You hear this often traveling through the highlands of Guatemala. Literally this translates to “is there happiness in your heart?”
What language is this you may ask?
It doesn’t look like Spanish or any other European language.
It is Q’eqchi’ a Mayan language used in the highlands of Guatemala.
The people who speak this language are decedents of the native pre-Columbian (before Columbus) inhabitants of the region. The pre-Columbian Mayans built temples such as the ones at Tikal (shown in the picture above).
In 1523 the Spanish arrived in Guatemala and over a number of years gained control of the region.

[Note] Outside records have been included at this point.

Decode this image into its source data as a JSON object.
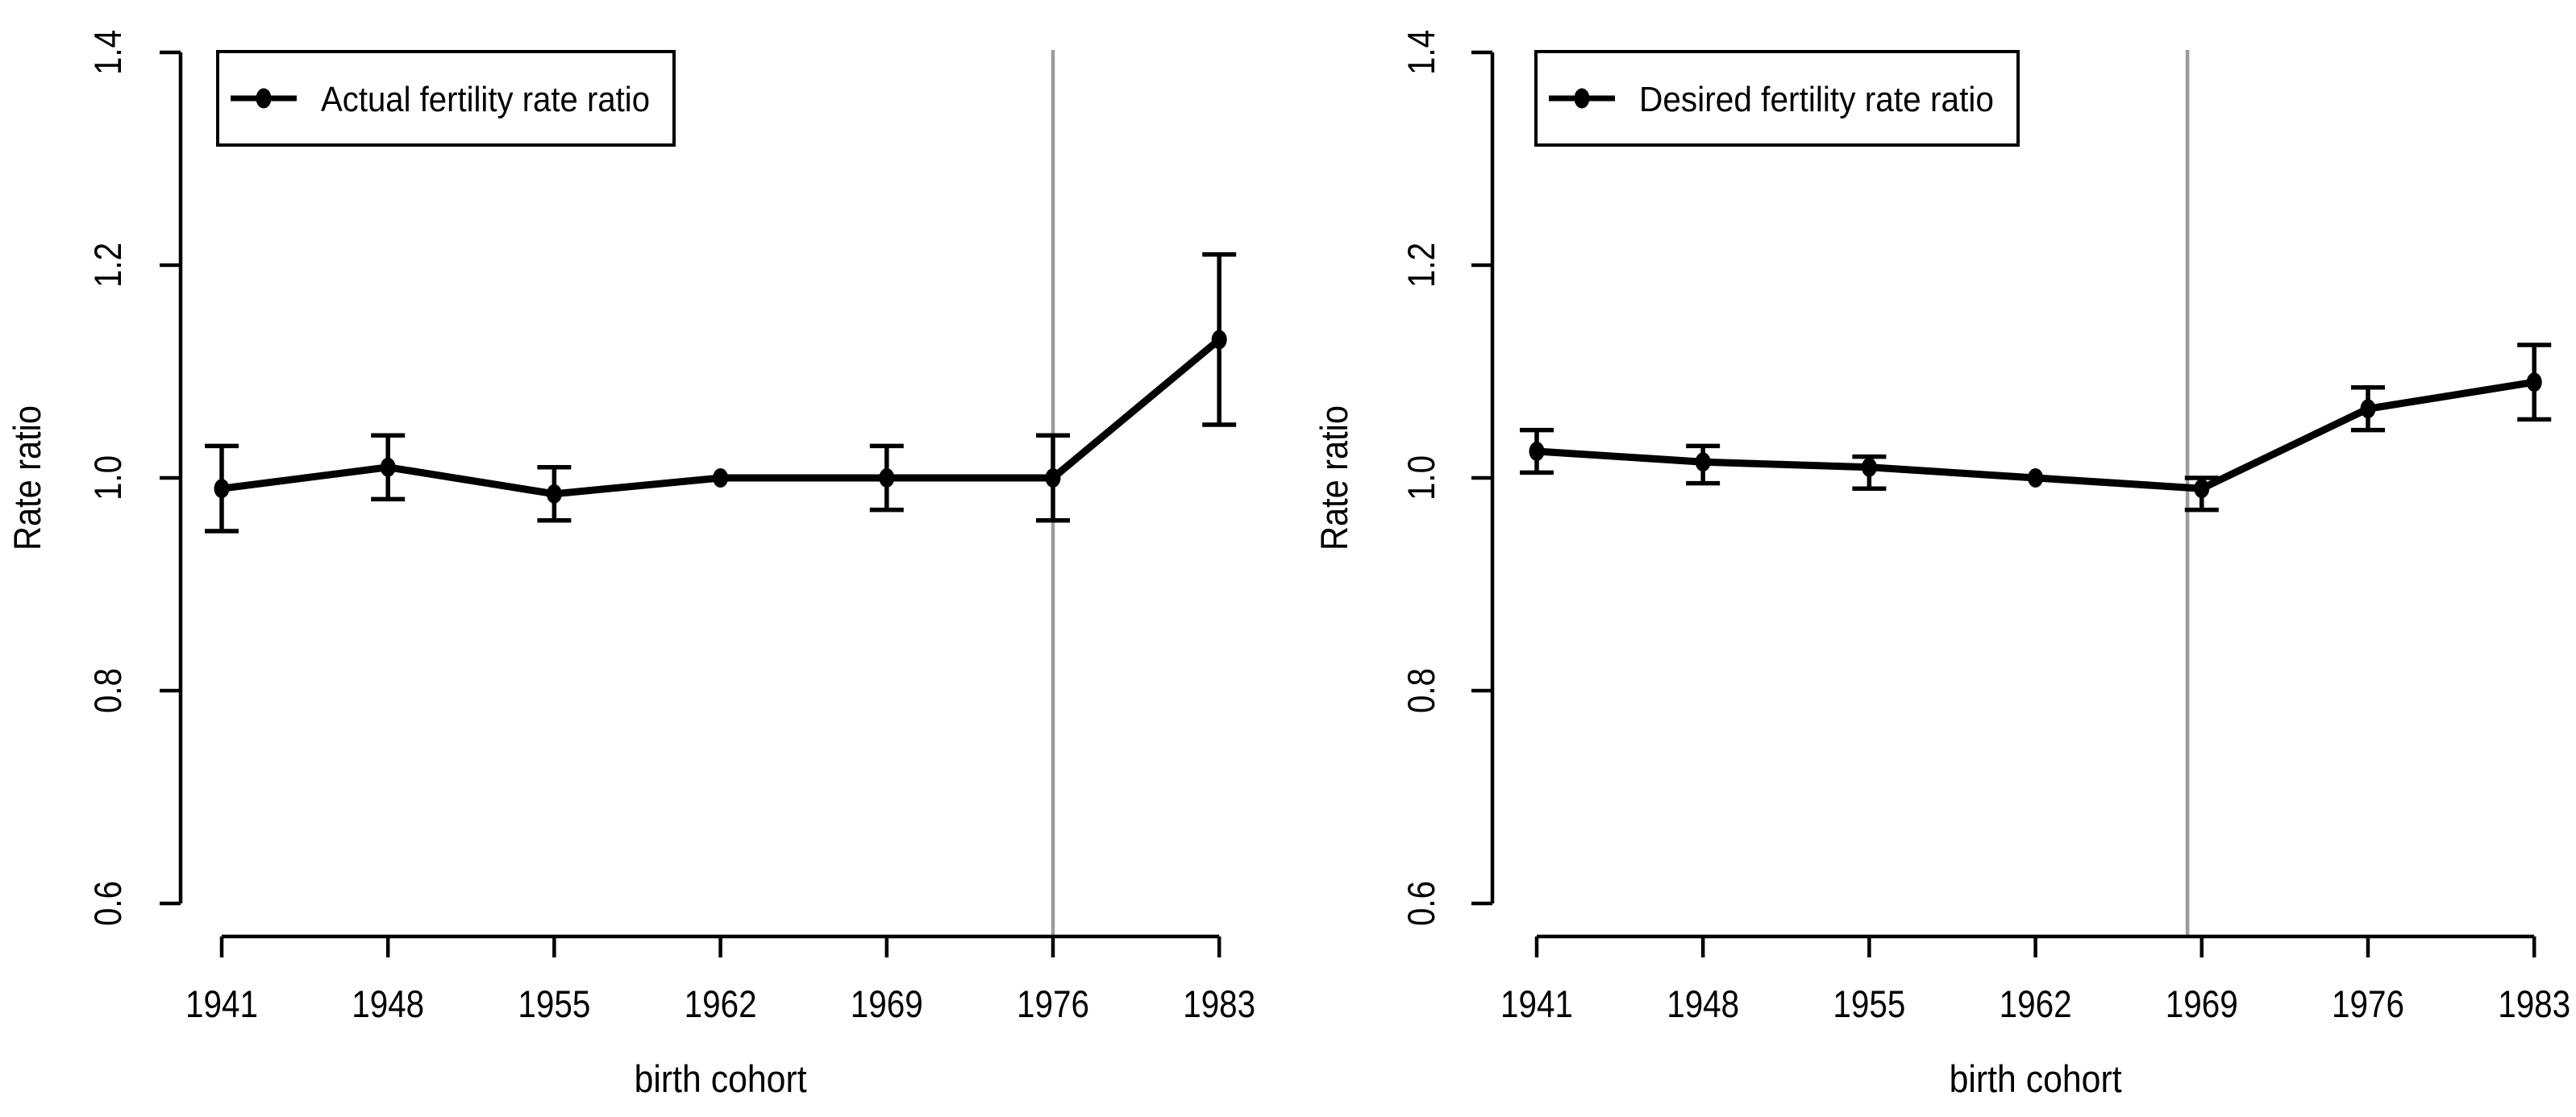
{
  "figure": {
    "background": "#ffffff",
    "description_texts": {
      "xlabel": "birth cohort",
      "ylabel": "Rate ratio"
    }
  },
  "chart_data": [
    {
      "type": "line",
      "panel": "left",
      "title": "",
      "xlabel": "birth cohort",
      "ylabel": "Rate ratio",
      "legend": {
        "label": "Actual fertility rate ratio",
        "position": "top-left",
        "marker": "filled-circle-on-line"
      },
      "x_tick_labels": [
        "1941",
        "1948",
        "1955",
        "1962",
        "1969",
        "1976",
        "1983"
      ],
      "y_tick_labels": [
        "1.4",
        "1.2",
        "1.0",
        "0.8",
        "0.6"
      ],
      "y_ticks": [
        1.4,
        1.2,
        1.0,
        0.8,
        0.6
      ],
      "ylim": [
        0.6,
        1.4
      ],
      "grid": false,
      "vline_x": 1976,
      "vline_color": "#9b9b9b",
      "reference_year": 1962,
      "series": [
        {
          "name": "Actual fertility rate ratio",
          "color": "#000000",
          "x": [
            1941,
            1948,
            1955,
            1962,
            1969,
            1976,
            1983
          ],
          "values": [
            0.99,
            1.01,
            0.985,
            1.0,
            1.0,
            1.0,
            1.13
          ],
          "ci_low": [
            0.95,
            0.98,
            0.96,
            null,
            0.97,
            0.96,
            1.05
          ],
          "ci_high": [
            1.03,
            1.04,
            1.01,
            null,
            1.03,
            1.04,
            1.21
          ]
        }
      ]
    },
    {
      "type": "line",
      "panel": "right",
      "title": "",
      "xlabel": "birth cohort",
      "ylabel": "Rate ratio",
      "legend": {
        "label": "Desired fertility rate ratio",
        "position": "top-left",
        "marker": "filled-circle-on-line"
      },
      "x_tick_labels": [
        "1941",
        "1948",
        "1955",
        "1962",
        "1969",
        "1976",
        "1983"
      ],
      "y_tick_labels": [
        "1.4",
        "1.2",
        "1.0",
        "0.8",
        "0.6"
      ],
      "y_ticks": [
        1.4,
        1.2,
        1.0,
        0.8,
        0.6
      ],
      "ylim": [
        0.6,
        1.4
      ],
      "grid": false,
      "vline_x": 1968.4,
      "vline_color": "#9b9b9b",
      "reference_year": 1962,
      "series": [
        {
          "name": "Desired fertility rate ratio",
          "color": "#000000",
          "x": [
            1941,
            1948,
            1955,
            1962,
            1969,
            1976,
            1983
          ],
          "values": [
            1.025,
            1.015,
            1.01,
            1.0,
            0.99,
            1.065,
            1.09
          ],
          "ci_low": [
            1.005,
            0.995,
            0.99,
            null,
            0.97,
            1.045,
            1.055
          ],
          "ci_high": [
            1.045,
            1.03,
            1.02,
            null,
            1.0,
            1.085,
            1.125
          ]
        }
      ]
    }
  ]
}
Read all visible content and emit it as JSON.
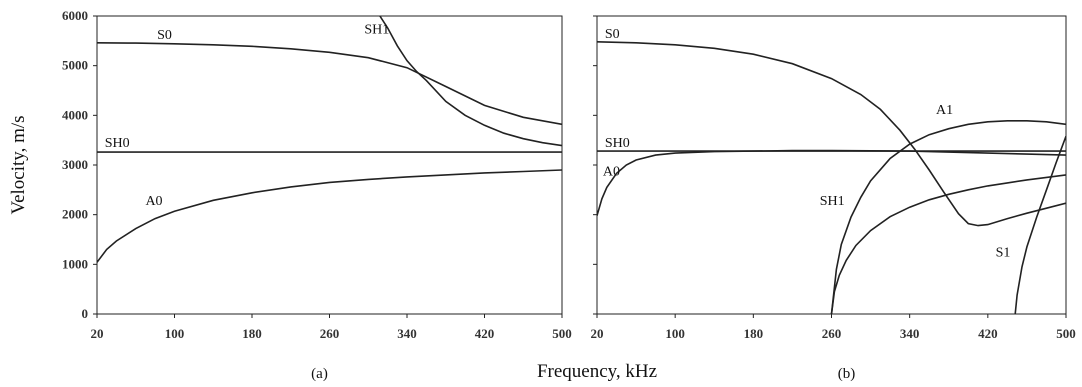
{
  "figure": {
    "ylabel": "Velocity, m/s",
    "xlabel": "Frequency, kHz"
  },
  "chart_data": [
    {
      "type": "line",
      "panel_label": "(a)",
      "xlim": [
        20,
        500
      ],
      "ylim": [
        0,
        6000
      ],
      "x_ticks": [
        20,
        100,
        180,
        260,
        340,
        420,
        500
      ],
      "x_tick_labels": [
        "20",
        "100",
        "180",
        "260",
        "340",
        "420",
        "500"
      ],
      "y_ticks": [
        0,
        1000,
        2000,
        3000,
        4000,
        5000,
        6000
      ],
      "y_tick_labels": [
        "0",
        "1000",
        "2000",
        "3000",
        "4000",
        "5000",
        "6000"
      ],
      "grid": false,
      "series": [
        {
          "name": "S0",
          "label_at": [
            82,
            5540
          ],
          "x": [
            20,
            60,
            100,
            140,
            180,
            220,
            260,
            300,
            340,
            380,
            420,
            460,
            500
          ],
          "y": [
            5460,
            5455,
            5440,
            5420,
            5390,
            5340,
            5270,
            5160,
            4960,
            4580,
            4200,
            3960,
            3820
          ]
        },
        {
          "name": "SH1",
          "label_at": [
            296,
            5650
          ],
          "x": [
            312,
            320,
            330,
            340,
            350,
            360,
            380,
            400,
            420,
            440,
            460,
            480,
            500
          ],
          "y": [
            6000,
            5760,
            5400,
            5100,
            4880,
            4700,
            4280,
            4000,
            3800,
            3640,
            3530,
            3450,
            3390
          ]
        },
        {
          "name": "SH0",
          "label_at": [
            28,
            3360
          ],
          "x": [
            20,
            500
          ],
          "y": [
            3260,
            3260
          ]
        },
        {
          "name": "A0",
          "label_at": [
            70,
            2190
          ],
          "x": [
            20,
            30,
            40,
            60,
            80,
            100,
            140,
            180,
            220,
            260,
            300,
            340,
            380,
            420,
            460,
            500
          ],
          "y": [
            1040,
            1300,
            1470,
            1720,
            1920,
            2070,
            2290,
            2440,
            2560,
            2650,
            2710,
            2760,
            2800,
            2840,
            2870,
            2900
          ]
        }
      ]
    },
    {
      "type": "line",
      "panel_label": "(b)",
      "xlim": [
        20,
        500
      ],
      "ylim": [
        0,
        6000
      ],
      "x_ticks": [
        20,
        100,
        180,
        260,
        340,
        420,
        500
      ],
      "x_tick_labels": [
        "20",
        "100",
        "180",
        "260",
        "340",
        "420",
        "500"
      ],
      "y_ticks": [
        0,
        1000,
        2000,
        3000,
        4000,
        5000,
        6000
      ],
      "grid": false,
      "series": [
        {
          "name": "S0",
          "label_at": [
            28,
            5560
          ],
          "x": [
            20,
            60,
            100,
            140,
            180,
            220,
            260,
            290,
            310,
            330,
            345,
            360,
            375,
            390,
            400,
            410,
            420,
            440,
            460,
            480,
            500
          ],
          "y": [
            5480,
            5460,
            5420,
            5350,
            5230,
            5040,
            4740,
            4420,
            4120,
            3700,
            3320,
            2900,
            2450,
            2020,
            1820,
            1780,
            1800,
            1920,
            2030,
            2130,
            2230
          ]
        },
        {
          "name": "A1",
          "label_at": [
            367,
            4030
          ],
          "x": [
            260,
            265,
            270,
            280,
            290,
            300,
            320,
            340,
            360,
            380,
            400,
            420,
            440,
            460,
            480,
            500
          ],
          "y": [
            0,
            900,
            1400,
            1950,
            2350,
            2680,
            3130,
            3420,
            3610,
            3730,
            3820,
            3870,
            3890,
            3890,
            3870,
            3820
          ]
        },
        {
          "name": "SH0",
          "label_at": [
            28,
            3360
          ],
          "x": [
            20,
            500
          ],
          "y": [
            3280,
            3280
          ]
        },
        {
          "name": "A0",
          "label_at": [
            26,
            2790
          ],
          "x": [
            20,
            25,
            30,
            40,
            50,
            60,
            80,
            100,
            140,
            180,
            220,
            260,
            300,
            340,
            380,
            420,
            460,
            500
          ],
          "y": [
            1980,
            2320,
            2550,
            2830,
            3000,
            3100,
            3200,
            3240,
            3270,
            3280,
            3290,
            3290,
            3285,
            3280,
            3260,
            3240,
            3220,
            3200
          ]
        },
        {
          "name": "SH1",
          "label_at": [
            248,
            2190
          ],
          "x": [
            260,
            263,
            268,
            275,
            285,
            300,
            320,
            340,
            360,
            380,
            400,
            420,
            440,
            460,
            480,
            500
          ],
          "y": [
            0,
            450,
            780,
            1080,
            1380,
            1680,
            1960,
            2150,
            2300,
            2410,
            2500,
            2580,
            2640,
            2700,
            2750,
            2800
          ]
        },
        {
          "name": "S1",
          "label_at": [
            428,
            1160
          ],
          "x": [
            448,
            450,
            455,
            460,
            470,
            480,
            490,
            500
          ],
          "y": [
            0,
            380,
            950,
            1350,
            1950,
            2500,
            3050,
            3580
          ]
        }
      ]
    }
  ]
}
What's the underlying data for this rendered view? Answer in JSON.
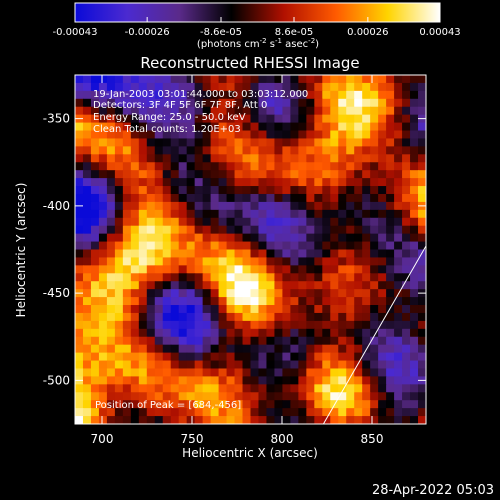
{
  "colorbar": {
    "tick_labels": [
      "-0.00043",
      "-0.00026",
      "-8.6e-05",
      "8.6e-05",
      "0.00026",
      "0.00043"
    ],
    "tick_values": [
      -0.00043,
      -0.00026,
      -8.6e-05,
      8.6e-05,
      0.00026,
      0.00043
    ],
    "range": [
      -0.00043,
      0.00043
    ],
    "units_prefix": "(photons cm",
    "units_sup1": "-2",
    "units_mid1": " s",
    "units_sup2": "-1",
    "units_mid2": " asec",
    "units_sup3": "-2",
    "units_suffix": ")",
    "colors": [
      "#0a0ad8",
      "#4b2ad0",
      "#5a2a8a",
      "#000000",
      "#b01000",
      "#ff5a00",
      "#ffd400",
      "#ffffff"
    ]
  },
  "chart_data": {
    "type": "heatmap",
    "title": "Reconstructed RHESSI Image",
    "xlabel": "Heliocentric X (arcsec)",
    "ylabel": "Heliocentric Y (arcsec)",
    "xlim": [
      685,
      880
    ],
    "ylim": [
      -525,
      -325
    ],
    "x_ticks": [
      700,
      750,
      800,
      850
    ],
    "x_tick_labels": [
      "700",
      "750",
      "800",
      "850"
    ],
    "y_ticks": [
      -350,
      -400,
      -450,
      -500
    ],
    "y_tick_labels": [
      "-350",
      "-400",
      "-450",
      "-500"
    ],
    "annotations": [
      "19-Jan-2003 03:01:44.000 to 03:03:12.000",
      "Detectors: 3F 4F 5F 6F 7F 8F, Att 0",
      "Energy Range: 25.0 - 50.0 keV",
      "Clean     Total counts: 1.20E+03"
    ],
    "peak_label": "Position of Peak = [684,-456]",
    "peak": [
      684,
      -456
    ],
    "limb_line": [
      [
        823,
        -525
      ],
      [
        880,
        -423
      ]
    ]
  },
  "timestamp": "28-Apr-2022 05:03"
}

The Europeans brought with them Christianity, a faith that was adopted by most of the inhabitants of Central America. However, don’t think for a minute that traditional beliefs completely disappeared.
It is common on feast days for a procession to begin at the Church of San Lorenzo with a mass for Christ the Sun God and his mother the Moon Goddess, and then proceed to a nearby hill for the veneration of ancestors and Maya gods,
writes Angela M.H. Schuster for Archeology.

I witnessed the Mayan woman above practicing one of these traditional rituals.
During my travels through the countryside of Guatemala I was surprised to find an ancient native pre-Columbian culture very much alive.
As I discovered, Guatemala is a land of incredible beauties both natural (check out the volcanoes here) and cultural. It is a country which definitely left me with “happiness in my heart”.